Truncated inverse Wishart distribution

Paul

unread,

May 20, 2012, 9:14:45 PM5/20/12

to

I would like to calculate the mean of a truncated inverse Wishart distribution? I.e., if B is an inverse Wishart variable, then I'd like to calculate E(B|B<W), where B<W means that W-B is positive definite.

I have the answer for the degenerate case where B and W are scalars -- that is, where B is an inverse chi-square variable and W is a scalar constant. The answer then is a ratio of gamma functions. It seems to me I should be able to work up from the scalar answer to the matrix answer, and maybe I can even fill in the matrix diagonal with the scalar answer. But I'm not sure. Any hints most appreciated.

Ray Koopman

unread,

May 21, 2012, 3:58:26 AM5/21/12

to

On May 20, 6:14 pm, Paul <paulvonhip...@yahoo.com> wrote:
> I would like to calculate the mean of a truncated inverse Wishart distribution? I.e., if B is an inverse Wishart variable, then I'd like to calculate E(B|B<W), where B<W means that W-B is positive definite.
>
> I have the answer for the degenerate case where B and W are scalars -- that is, where B is an inverse chi-square variable and W is a scalar constant. The answer then is a ratio of gamma functions. It seems to me I should be able to work up from the scalar answer to the matrix answer, and maybe I can even fill in the matrix diagonal with the scalar answer. But I'm not sure. Any hints most appreciated.

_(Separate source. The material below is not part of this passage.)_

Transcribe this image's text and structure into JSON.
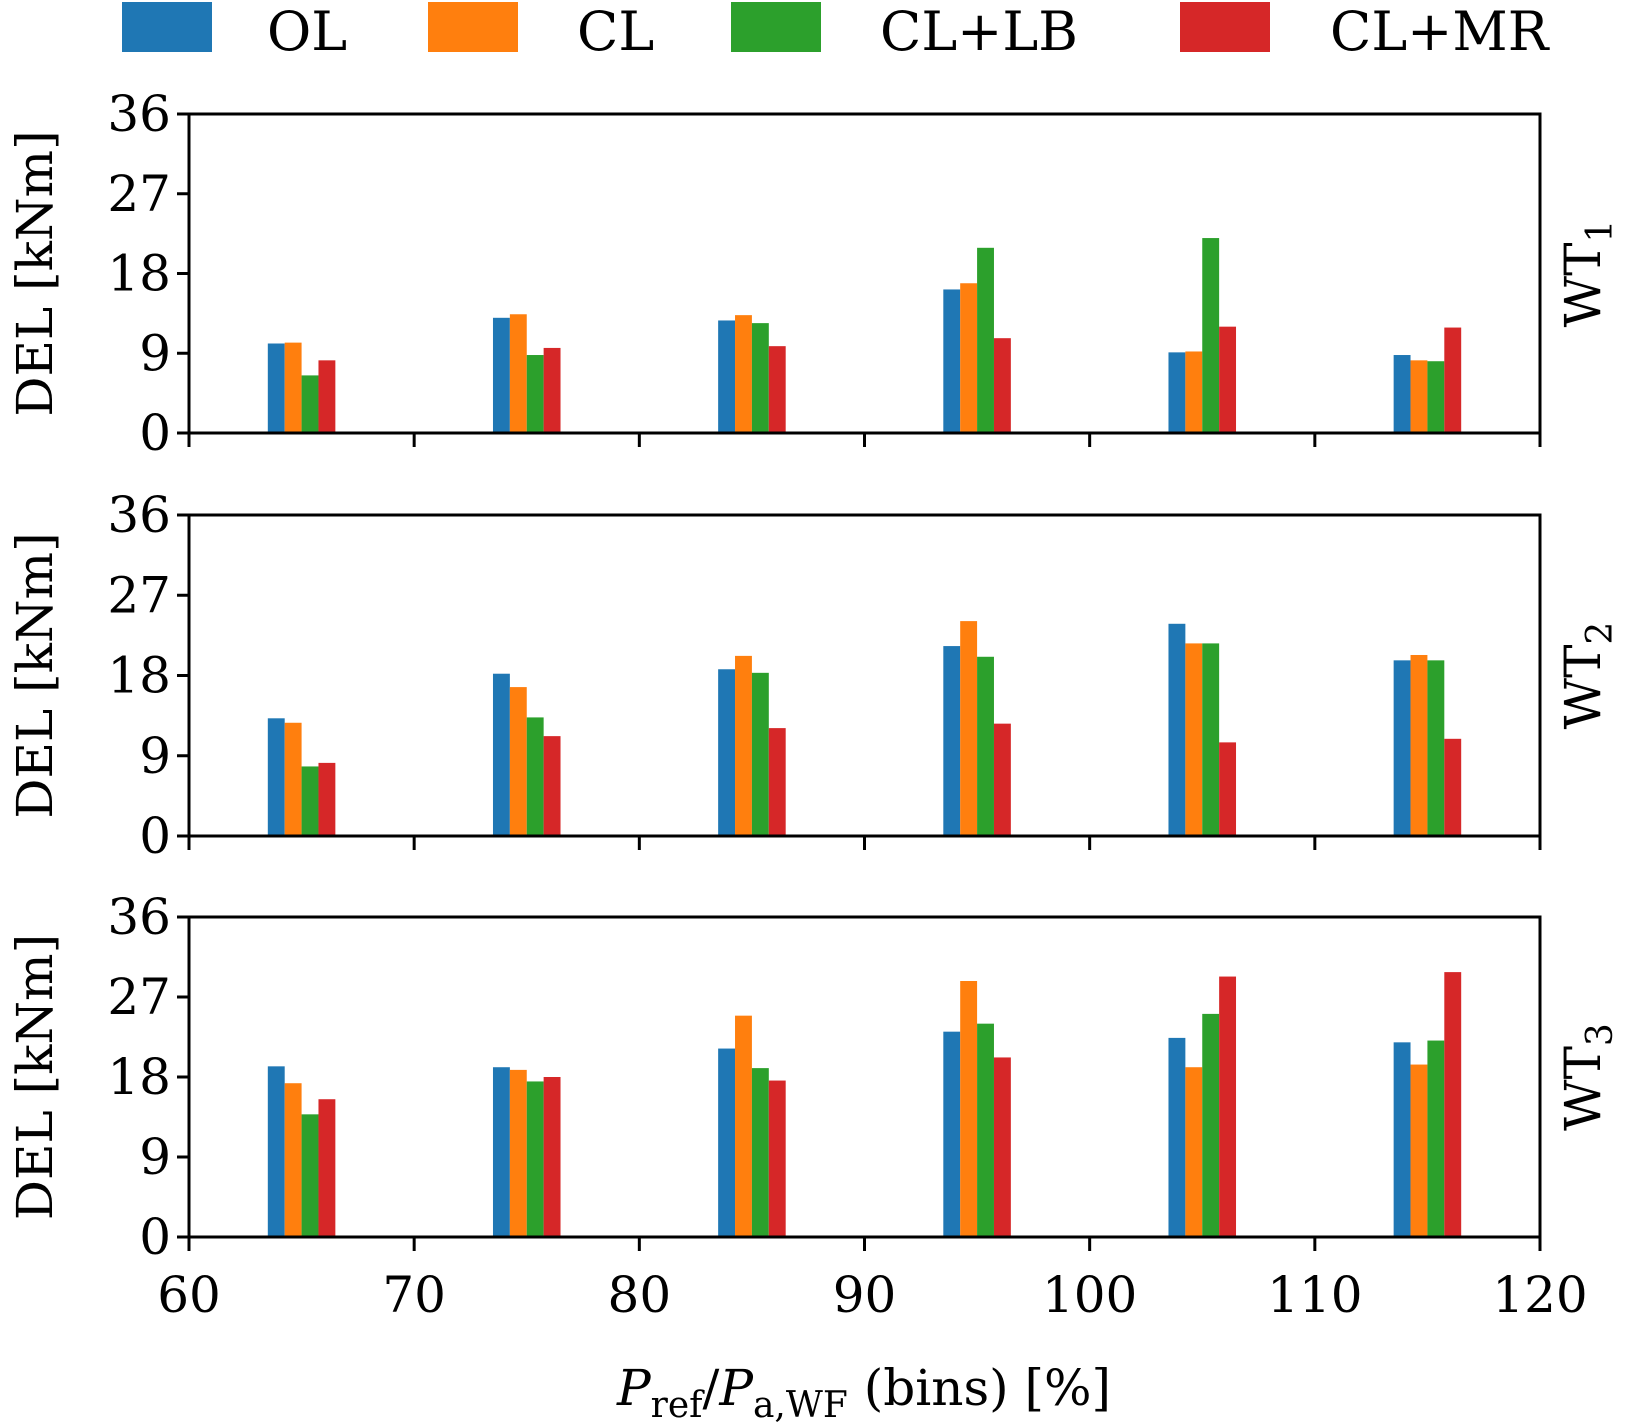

If W is positive definite then write W = VV' and get E(C|C<I),
where C = V^-1 B V'^-1.

Paul

unread,

May 21, 2012, 3:39:46 PM5/21/12

to

On Monday, May 21, 2012 2:58:26 AM UTC-5, Ray Koopman wrote:
> On May 20, 6:14 pm, Paul

Thanks for the hint! Two follow-up questions:
1. What is the distribution of C?
2. If I get E(C|C<I), how to I translate the solution into E(B|B<W)?

Ray Koopman

unread,

May 21, 2012, 4:07:55 PM5/21/12

to

If W ~ IW(S,n) then C ~ IW(V^-1 S V'^-1, n).

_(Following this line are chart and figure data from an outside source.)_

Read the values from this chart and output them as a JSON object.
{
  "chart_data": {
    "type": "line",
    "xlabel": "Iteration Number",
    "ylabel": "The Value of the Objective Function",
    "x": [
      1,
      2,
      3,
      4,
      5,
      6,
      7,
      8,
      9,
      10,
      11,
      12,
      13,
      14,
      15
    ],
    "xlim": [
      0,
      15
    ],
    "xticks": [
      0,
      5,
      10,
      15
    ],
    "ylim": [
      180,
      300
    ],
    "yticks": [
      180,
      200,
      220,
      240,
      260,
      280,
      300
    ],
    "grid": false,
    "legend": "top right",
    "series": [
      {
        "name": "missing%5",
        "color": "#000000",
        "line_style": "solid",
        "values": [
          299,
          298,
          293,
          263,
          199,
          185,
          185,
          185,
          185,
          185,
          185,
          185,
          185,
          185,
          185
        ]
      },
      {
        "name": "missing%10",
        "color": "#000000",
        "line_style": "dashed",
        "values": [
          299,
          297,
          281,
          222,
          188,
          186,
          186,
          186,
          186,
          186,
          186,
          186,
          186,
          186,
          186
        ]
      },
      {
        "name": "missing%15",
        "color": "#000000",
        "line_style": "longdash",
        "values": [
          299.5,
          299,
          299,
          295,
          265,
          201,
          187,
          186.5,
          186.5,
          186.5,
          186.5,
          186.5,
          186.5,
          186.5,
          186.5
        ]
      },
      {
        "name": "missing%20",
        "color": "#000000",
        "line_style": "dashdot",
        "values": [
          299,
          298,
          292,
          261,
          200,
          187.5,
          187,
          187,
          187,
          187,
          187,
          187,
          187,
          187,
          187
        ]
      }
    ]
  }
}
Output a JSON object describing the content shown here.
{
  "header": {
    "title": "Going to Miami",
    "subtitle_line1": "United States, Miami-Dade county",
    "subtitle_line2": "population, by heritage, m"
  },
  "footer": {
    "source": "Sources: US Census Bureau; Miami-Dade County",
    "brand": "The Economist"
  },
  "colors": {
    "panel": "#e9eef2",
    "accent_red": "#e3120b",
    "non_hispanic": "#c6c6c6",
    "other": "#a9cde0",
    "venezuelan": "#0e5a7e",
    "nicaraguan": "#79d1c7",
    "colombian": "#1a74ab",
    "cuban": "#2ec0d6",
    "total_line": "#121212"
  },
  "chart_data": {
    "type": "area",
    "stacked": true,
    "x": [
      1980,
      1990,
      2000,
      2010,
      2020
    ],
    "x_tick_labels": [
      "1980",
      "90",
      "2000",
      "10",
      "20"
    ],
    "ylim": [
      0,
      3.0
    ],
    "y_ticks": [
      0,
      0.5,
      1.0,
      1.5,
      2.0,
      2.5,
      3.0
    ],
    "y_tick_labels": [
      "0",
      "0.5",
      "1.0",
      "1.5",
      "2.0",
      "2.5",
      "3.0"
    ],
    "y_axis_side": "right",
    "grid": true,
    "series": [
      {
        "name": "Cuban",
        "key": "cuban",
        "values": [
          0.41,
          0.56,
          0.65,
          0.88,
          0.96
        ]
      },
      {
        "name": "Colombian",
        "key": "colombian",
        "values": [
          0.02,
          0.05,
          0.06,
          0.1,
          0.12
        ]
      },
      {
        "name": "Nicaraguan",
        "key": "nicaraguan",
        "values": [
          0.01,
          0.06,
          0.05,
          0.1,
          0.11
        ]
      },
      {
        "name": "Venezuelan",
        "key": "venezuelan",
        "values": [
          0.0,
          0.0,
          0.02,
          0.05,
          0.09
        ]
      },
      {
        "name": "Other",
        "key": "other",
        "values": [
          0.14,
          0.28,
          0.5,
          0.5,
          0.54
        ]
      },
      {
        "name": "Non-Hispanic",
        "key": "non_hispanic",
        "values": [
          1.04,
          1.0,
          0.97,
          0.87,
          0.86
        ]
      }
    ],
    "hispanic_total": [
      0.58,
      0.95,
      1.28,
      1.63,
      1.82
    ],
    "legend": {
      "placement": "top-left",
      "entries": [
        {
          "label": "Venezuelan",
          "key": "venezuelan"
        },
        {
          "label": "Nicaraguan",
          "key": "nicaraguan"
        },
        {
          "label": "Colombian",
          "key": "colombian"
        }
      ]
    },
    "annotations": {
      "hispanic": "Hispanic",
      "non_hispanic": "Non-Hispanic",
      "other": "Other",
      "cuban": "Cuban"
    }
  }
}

> 2. If I get E(C|C<I), how to I translate the solution into E(B|B<W)?

E(B|B<W) = V E(C|C<I) V'

Here is a further simplification.
Write the eigendecomposition V^-1 S V'^-1 = U T U',
where U is square orthonormal and T is diagonal,
and let D = U'CU. Then D ~ IW(T,n), and
E(B|B<W) = UV E(D|D<I) V'U'.

Paul

unread,

May 21, 2012, 4:17:04 PM5/21/12

to

On Monday, May 21, 2012 3:07:55 PM UTC-5, Ray Koopman wrote:
> On May 21, 12:39 pm, Paul

Thanks so much. So instead of E(B|B<W) we must now calculate E(C|C<I) or E(D|D<I). Are these expectations easier to calculate? Why?

Ray Koopman

unread,

May 21, 2012, 7:28:55 PM5/21/12

to

I don't *know* that they're easier. It's just a hunch,
based on the fact that in both cases I is simpler than W,
and in the second case T is diagonal.

Paul

unread,

May 22, 2012, 11:29:21 AM5/22/12

to

On Monday, May 21, 2012 6:28:55 PM UTC-5, Ray Koopman wrote:
> On May 21, 1:17 pm, Paul

Thanks -- I may understand now. Since T is diagonal, D represents the joint distribution of several uncorrelated (and let's assume independent) inverse chi-square variables. Then E(D|D<I) is a diagonal matrix whose diagonal entries can be calculated, element by element, by using the result that I already have for the scalar case of a truncated inverse chi-square variables.

Is that right?

Ray Koopman

unread,

May 24, 2012, 4:08:21 AM5/24/12

to

E(D) is diagonal, but D itself is not.
I don't know if E(D|D<I) is diagonal.
FWIW, the condition D<I is equivalent to
all the eigenvalues of D being < 1.
Let r_k be the k'th eigenvalue of D, and let
q_ik be the i'th element of the corresponding eigenvector.
If E(q_ik * q_jk | r_k < 1) = 0 for all i,j,k, i <> j,
then you have what you need.